1948 film by William C. Hammond

The Fool and the Princess is a 1948 British second feature ('B') drama film directed and written by William C. Hammond and starring Bruce Lester, Lesley Brook and Adina Mandlová. It was made at Merton Park Studios.

==Plot==
Harry Granville is a young married officer at a Displaced Persons camp in Germany where he becomes infatuated with Russian refugee Moura, whom he believes is a princess. Returning home, he can think only of Moura, and he finds a reason to return to Germany to see her again. He discovers she is not a princess, and she declines his advances for the sake of his marriage.

==Cast==
- Bruce Lester as Harry Granville
- Lesley Brook as Kate Granville
- Adina Mandlová as Moura
- Murray Matheson as Graham Ballard
- Irene Handl as Mrs Wicker
- Vi Kaley as Mrs Jenkins
- MacDonald Parke as Colonel Wingfield
- Millicent Russell as mother
- Sylvia Hacker as sister
- Gordon Phillott as jeweller
- Julian Henry as postman
- Paul Erickson as U.S. orderly
- Richard Nelson as U.S. orderly

==Reception==
The Monthly Film Bulletin wrote: "This is a simple and hackneyed story which, with added details and complications, provides slow-moving and uninteresting entertainment. The acting is lifeless and does not appear natural, but possibly a better script might have helped. The suburban home life is natural enough, and the D.P. camp scenes are true to life; the photography and lighting are good, but there is no relief from thc main theme of the story."
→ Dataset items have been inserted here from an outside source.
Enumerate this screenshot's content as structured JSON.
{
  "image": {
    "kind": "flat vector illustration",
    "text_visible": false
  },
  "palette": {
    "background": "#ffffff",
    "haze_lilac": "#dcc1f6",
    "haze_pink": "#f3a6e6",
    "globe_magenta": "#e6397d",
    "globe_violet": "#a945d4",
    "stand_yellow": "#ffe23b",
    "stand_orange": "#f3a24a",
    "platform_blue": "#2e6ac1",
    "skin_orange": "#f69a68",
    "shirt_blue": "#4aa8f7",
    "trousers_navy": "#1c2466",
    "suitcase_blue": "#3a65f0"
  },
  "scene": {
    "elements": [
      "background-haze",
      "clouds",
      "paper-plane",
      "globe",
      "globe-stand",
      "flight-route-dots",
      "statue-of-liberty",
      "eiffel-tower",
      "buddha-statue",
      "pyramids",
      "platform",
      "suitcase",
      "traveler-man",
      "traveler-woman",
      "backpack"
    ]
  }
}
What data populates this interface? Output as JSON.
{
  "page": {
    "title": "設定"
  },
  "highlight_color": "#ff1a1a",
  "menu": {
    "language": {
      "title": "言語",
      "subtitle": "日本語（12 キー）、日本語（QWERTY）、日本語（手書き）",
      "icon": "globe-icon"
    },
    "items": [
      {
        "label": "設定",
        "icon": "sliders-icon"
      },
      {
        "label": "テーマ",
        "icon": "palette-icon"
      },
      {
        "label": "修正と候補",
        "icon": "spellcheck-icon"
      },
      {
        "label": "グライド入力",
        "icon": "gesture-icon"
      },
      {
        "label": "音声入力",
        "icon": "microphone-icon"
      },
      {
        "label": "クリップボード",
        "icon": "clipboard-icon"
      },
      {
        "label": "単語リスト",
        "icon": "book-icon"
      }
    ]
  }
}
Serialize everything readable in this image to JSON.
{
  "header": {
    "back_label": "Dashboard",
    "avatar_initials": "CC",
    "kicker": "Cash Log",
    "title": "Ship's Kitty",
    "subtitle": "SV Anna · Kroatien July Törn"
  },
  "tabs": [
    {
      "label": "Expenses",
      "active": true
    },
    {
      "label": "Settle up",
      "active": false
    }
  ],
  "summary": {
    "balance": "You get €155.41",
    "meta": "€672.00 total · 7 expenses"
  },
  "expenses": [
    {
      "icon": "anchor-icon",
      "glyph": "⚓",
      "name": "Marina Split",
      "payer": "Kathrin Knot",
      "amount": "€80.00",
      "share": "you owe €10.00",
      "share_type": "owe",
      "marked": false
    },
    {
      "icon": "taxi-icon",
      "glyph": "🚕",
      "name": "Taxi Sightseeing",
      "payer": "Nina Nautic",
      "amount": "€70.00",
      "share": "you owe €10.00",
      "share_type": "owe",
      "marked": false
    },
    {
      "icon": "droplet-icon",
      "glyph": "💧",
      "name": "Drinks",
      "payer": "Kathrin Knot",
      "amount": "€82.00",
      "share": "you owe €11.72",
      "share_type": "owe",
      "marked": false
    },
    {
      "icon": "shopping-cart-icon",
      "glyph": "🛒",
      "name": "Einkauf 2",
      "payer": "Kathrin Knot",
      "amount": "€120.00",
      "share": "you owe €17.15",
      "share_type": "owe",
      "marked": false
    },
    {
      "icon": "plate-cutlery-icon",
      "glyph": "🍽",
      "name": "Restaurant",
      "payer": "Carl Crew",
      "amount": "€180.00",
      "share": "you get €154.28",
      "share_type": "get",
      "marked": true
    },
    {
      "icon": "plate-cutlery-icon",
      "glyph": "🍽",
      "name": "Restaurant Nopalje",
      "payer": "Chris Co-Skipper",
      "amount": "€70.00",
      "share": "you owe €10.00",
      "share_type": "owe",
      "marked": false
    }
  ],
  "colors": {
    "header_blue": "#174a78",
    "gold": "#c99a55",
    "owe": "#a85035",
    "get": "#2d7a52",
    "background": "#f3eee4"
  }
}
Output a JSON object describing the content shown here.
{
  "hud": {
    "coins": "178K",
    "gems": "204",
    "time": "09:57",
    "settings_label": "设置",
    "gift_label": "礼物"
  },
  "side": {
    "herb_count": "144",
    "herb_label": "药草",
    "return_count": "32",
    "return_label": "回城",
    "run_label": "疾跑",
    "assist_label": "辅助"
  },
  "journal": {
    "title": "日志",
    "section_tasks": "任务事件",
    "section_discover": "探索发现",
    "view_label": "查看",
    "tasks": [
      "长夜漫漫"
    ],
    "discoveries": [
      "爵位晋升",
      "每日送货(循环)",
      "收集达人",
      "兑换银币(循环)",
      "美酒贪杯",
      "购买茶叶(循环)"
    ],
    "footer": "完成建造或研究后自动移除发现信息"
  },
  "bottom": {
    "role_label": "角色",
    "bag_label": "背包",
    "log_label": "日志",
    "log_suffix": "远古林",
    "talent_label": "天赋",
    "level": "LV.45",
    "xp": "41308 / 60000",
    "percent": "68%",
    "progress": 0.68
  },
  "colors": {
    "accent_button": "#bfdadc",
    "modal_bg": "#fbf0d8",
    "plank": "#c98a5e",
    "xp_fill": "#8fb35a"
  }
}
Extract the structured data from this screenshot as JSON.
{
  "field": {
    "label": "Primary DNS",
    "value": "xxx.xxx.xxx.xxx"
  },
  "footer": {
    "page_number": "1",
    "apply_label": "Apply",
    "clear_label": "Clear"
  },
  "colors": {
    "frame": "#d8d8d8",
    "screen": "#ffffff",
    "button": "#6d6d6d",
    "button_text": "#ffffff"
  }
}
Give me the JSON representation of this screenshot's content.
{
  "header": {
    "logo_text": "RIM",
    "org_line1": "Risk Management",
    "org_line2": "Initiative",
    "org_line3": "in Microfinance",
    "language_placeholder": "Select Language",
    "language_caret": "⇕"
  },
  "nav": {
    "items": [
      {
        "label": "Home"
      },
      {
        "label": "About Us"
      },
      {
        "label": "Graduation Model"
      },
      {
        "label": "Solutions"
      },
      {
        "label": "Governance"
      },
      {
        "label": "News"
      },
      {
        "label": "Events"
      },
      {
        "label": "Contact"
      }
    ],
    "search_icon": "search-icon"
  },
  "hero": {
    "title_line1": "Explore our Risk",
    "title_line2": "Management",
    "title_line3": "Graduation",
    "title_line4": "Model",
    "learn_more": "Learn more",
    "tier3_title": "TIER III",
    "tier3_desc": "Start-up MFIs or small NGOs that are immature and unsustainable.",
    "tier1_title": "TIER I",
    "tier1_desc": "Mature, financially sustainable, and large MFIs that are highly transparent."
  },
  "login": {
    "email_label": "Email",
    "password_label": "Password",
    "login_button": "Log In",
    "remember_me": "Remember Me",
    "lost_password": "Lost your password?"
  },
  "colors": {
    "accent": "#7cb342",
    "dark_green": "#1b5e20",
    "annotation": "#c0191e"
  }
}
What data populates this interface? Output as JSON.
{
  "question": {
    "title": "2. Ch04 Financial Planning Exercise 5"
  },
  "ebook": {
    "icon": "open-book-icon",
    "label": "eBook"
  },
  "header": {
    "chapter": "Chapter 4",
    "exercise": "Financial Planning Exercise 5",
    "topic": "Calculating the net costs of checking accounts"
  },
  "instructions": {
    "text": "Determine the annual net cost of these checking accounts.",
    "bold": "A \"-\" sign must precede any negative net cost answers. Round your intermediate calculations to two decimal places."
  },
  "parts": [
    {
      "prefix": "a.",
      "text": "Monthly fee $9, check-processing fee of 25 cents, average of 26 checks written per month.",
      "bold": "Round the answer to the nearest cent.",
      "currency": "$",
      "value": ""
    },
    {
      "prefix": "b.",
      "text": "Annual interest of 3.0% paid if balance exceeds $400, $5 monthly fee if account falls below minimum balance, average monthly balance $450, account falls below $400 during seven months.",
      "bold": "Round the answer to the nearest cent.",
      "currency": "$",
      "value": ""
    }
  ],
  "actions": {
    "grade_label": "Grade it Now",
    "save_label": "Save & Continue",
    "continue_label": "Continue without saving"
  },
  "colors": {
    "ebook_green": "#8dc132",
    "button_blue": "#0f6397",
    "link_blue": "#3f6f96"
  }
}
Kine Weekly wrote: "A topical domestic drama, quietly dedicated to young married officers who have become a little too big for their breeches. Quite well acted and directed, it contains more truth than many features twice its length and Is certain to appeal to women. ... Bruce Lester convinces as the inflated and susceptible Harry, Lesley Brooks, one of the screen's most neglected artists, makes an appealing Kate, and Adina Mandlova has distinct possibilities as Moura."

Picturegoer wrote: "Another of those returned-officer stories. It's an unpretentious plot, but is quite well acted and directed."

Picture Show wrote: "Unpretentious but sincerely acted domestic drama."

In British Sound Films: The Studio Years 1928–1959 David Quinlan rated the film as "average", writing: "Well-acted, intelligent comedy romance, a shade too unambitious."